Since June 2023 the World Bank has offered climate-resilient debt clauses (CRDCs) to small states and small island economies, on its IBRD flexible loan product and International Development Association credits. The offer began with new loans, but in late 2023 was expanded to cover existing ones too.

Borrowers can defer paying principal and interest for up to two years, if they are hit by an earthquake or tropical cyclone of a specific magnitude.

However, the 45 eligible countries had complained that other disasters, more frequent but equally damaging, such as floods and droughts did not trigger the payment break.

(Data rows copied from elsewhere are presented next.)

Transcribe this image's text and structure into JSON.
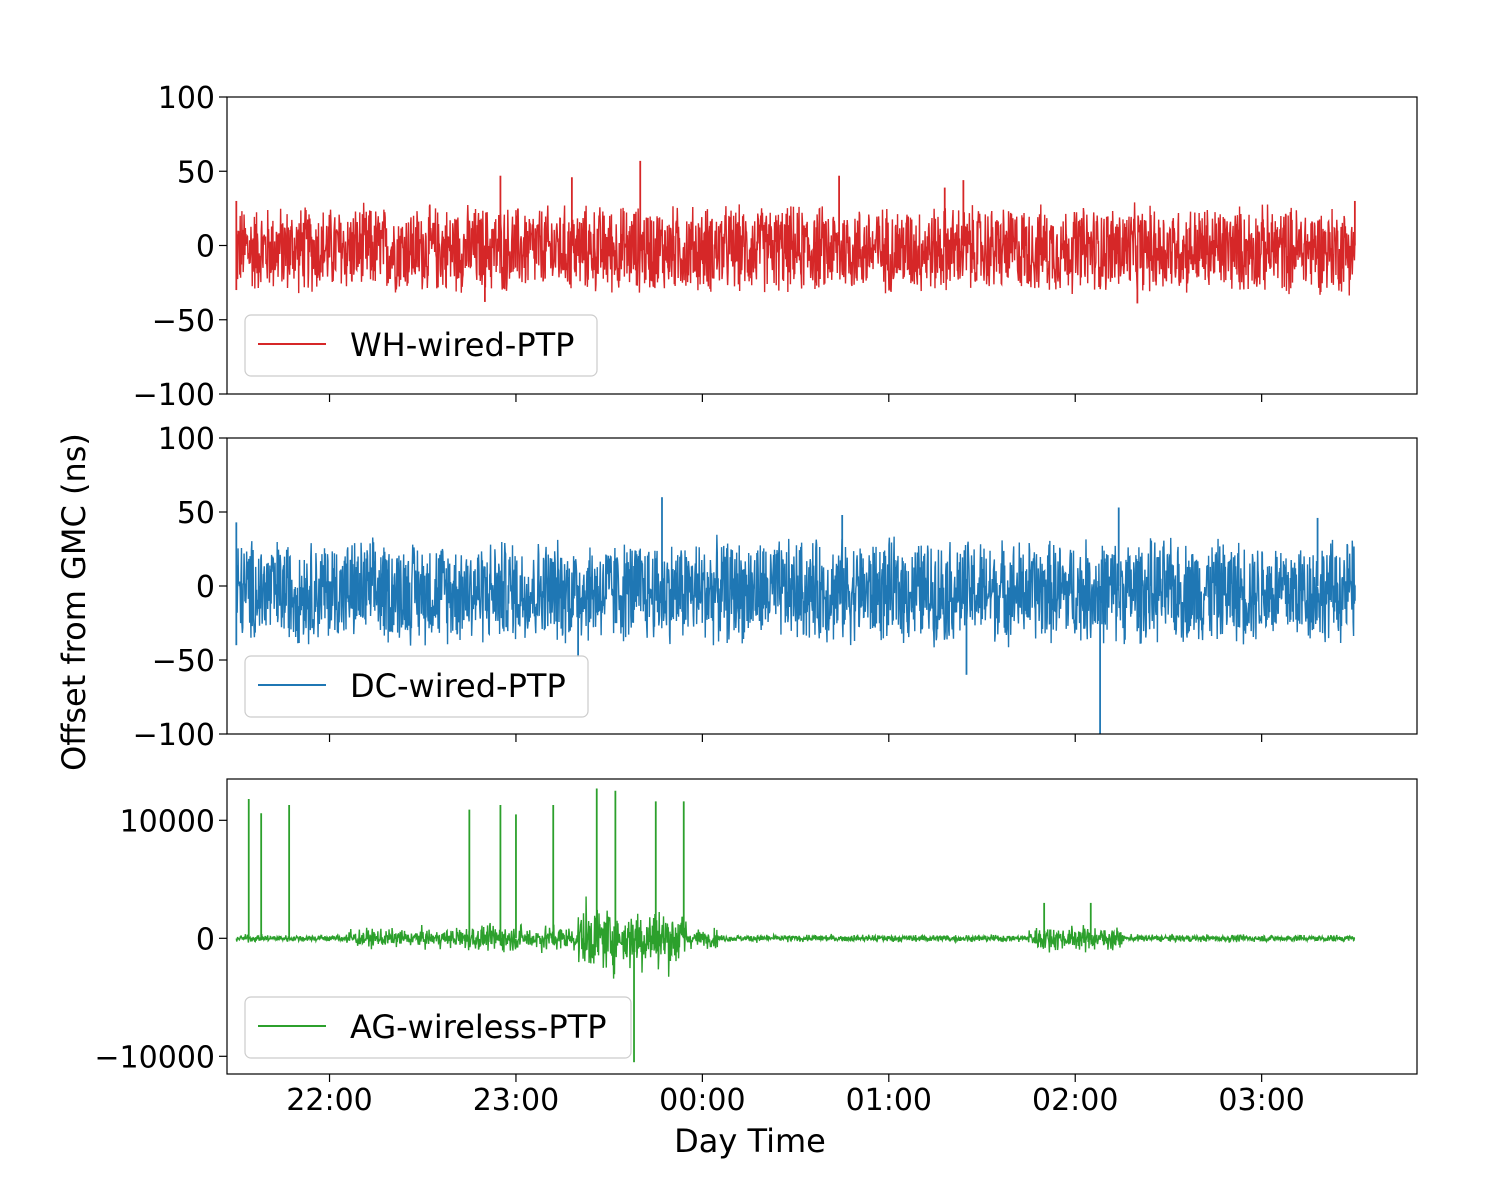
{
  "chart_data": {
    "type": "line",
    "ylabel": "Offset from GMC (ns)",
    "xlabel": "Day Time",
    "x_tick_labels": [
      "22:00",
      "23:00",
      "00:00",
      "01:00",
      "02:00",
      "03:00"
    ],
    "x_range": [
      "21:27",
      "03:50"
    ],
    "data_x_range": [
      "21:30",
      "03:30"
    ],
    "grid": false,
    "legend_position": "lower-left",
    "panels": [
      {
        "series": [
          {
            "name": "WH-wired-PTP",
            "color": "#d62728",
            "band_min": -35,
            "band_max": 30,
            "points": [
              {
                "x": "21:30",
                "y": -30
              },
              {
                "x": "21:30",
                "y": 30
              },
              {
                "x": "22:50",
                "y": -38
              },
              {
                "x": "22:55",
                "y": 47
              },
              {
                "x": "23:18",
                "y": 46
              },
              {
                "x": "23:40",
                "y": 57
              },
              {
                "x": "00:44",
                "y": 47
              },
              {
                "x": "01:18",
                "y": 39
              },
              {
                "x": "01:24",
                "y": 44
              },
              {
                "x": "02:20",
                "y": -39
              },
              {
                "x": "03:30",
                "y": 30
              }
            ]
          }
        ],
        "ylim": [
          -100,
          100
        ],
        "y_tick_labels": [
          "−100",
          "−50",
          "0",
          "50",
          "100"
        ]
      },
      {
        "series": [
          {
            "name": "DC-wired-PTP",
            "color": "#1f77b4",
            "band_min": -42,
            "band_max": 35,
            "points": [
              {
                "x": "21:30",
                "y": -40
              },
              {
                "x": "21:30",
                "y": 43
              },
              {
                "x": "23:20",
                "y": -48
              },
              {
                "x": "23:47",
                "y": 60
              },
              {
                "x": "00:45",
                "y": 48
              },
              {
                "x": "01:25",
                "y": -60
              },
              {
                "x": "02:08",
                "y": -100
              },
              {
                "x": "02:14",
                "y": 53
              },
              {
                "x": "03:18",
                "y": 46
              },
              {
                "x": "03:30",
                "y": -10
              }
            ]
          }
        ],
        "ylim": [
          -100,
          100
        ],
        "y_tick_labels": [
          "−100",
          "−50",
          "0",
          "50",
          "100"
        ]
      },
      {
        "series": [
          {
            "name": "AG-wireless-PTP",
            "color": "#2ca02c",
            "points": [
              {
                "x": "21:34",
                "y": 11800
              },
              {
                "x": "21:38",
                "y": 10600
              },
              {
                "x": "21:47",
                "y": 11300
              },
              {
                "x": "22:45",
                "y": 10900
              },
              {
                "x": "22:55",
                "y": 11300
              },
              {
                "x": "23:00",
                "y": 10500
              },
              {
                "x": "23:12",
                "y": 11300
              },
              {
                "x": "23:26",
                "y": 12700
              },
              {
                "x": "23:32",
                "y": 12500
              },
              {
                "x": "23:38",
                "y": -10500
              },
              {
                "x": "23:45",
                "y": 11600
              },
              {
                "x": "23:54",
                "y": 11600
              },
              {
                "x": "01:50",
                "y": 3000
              },
              {
                "x": "02:05",
                "y": 3000
              }
            ]
          }
        ],
        "ylim": [
          -11500,
          13500
        ],
        "y_tick_labels": [
          "−10000",
          "0",
          "10000"
        ]
      }
    ]
  }
}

“A number of countries were telling us that for them, earthquakes and hurricanes are not the relevant perils, but they’re suffering from droughts and floods,” Dirk Reinermann, director of IDA resource mobilisation and IBRD corporate finance, development finance, told GlobalMarkets.

Small island developing states have around 1% of the world’s population, but are in the front line of multiple global crises, notably climate change.

The difficulty for the Bank was that it was hard to come up with an acceptable, objective parametric measure of droughts and floods that could apply to all countries. Instead, Bank officials decided the declaration of a national emergency would be enough to trigger the break clauses.

Currently, hurricane winds must reach 178km/hour for over a minute or 160km/hour as a 10 minute average. Earthquakes must register 7.0 on the Moment Magnitude scale.

“Now we’re going to say any country that declares a national emergency on the basis of a natural disaster or a health disaster [can get relief],” Reinermann said.

Aid agencies had praised the CRDCs as reflecting a broader commitment to making disaster financing more effective and adaptive to the growing climate risks faced by low and middle income countries. The CRDC is offered at no cost to borrowers.

The World Bank was not the first public sector lender to offer the clauses. UK Export Finance, an export credit agency, said it would offer CRDCs on direct sovereign loans in November 2022, followed soon after by the Inter American Development Bank.

Members of the Commonwealth Ministerial Meeting on Small States, which met in Apia, Samoa, this week, called on both public and private creditors to adopt CRDCs and other disaster risk finance initiatives to enhance the resilience of vulnerable countries.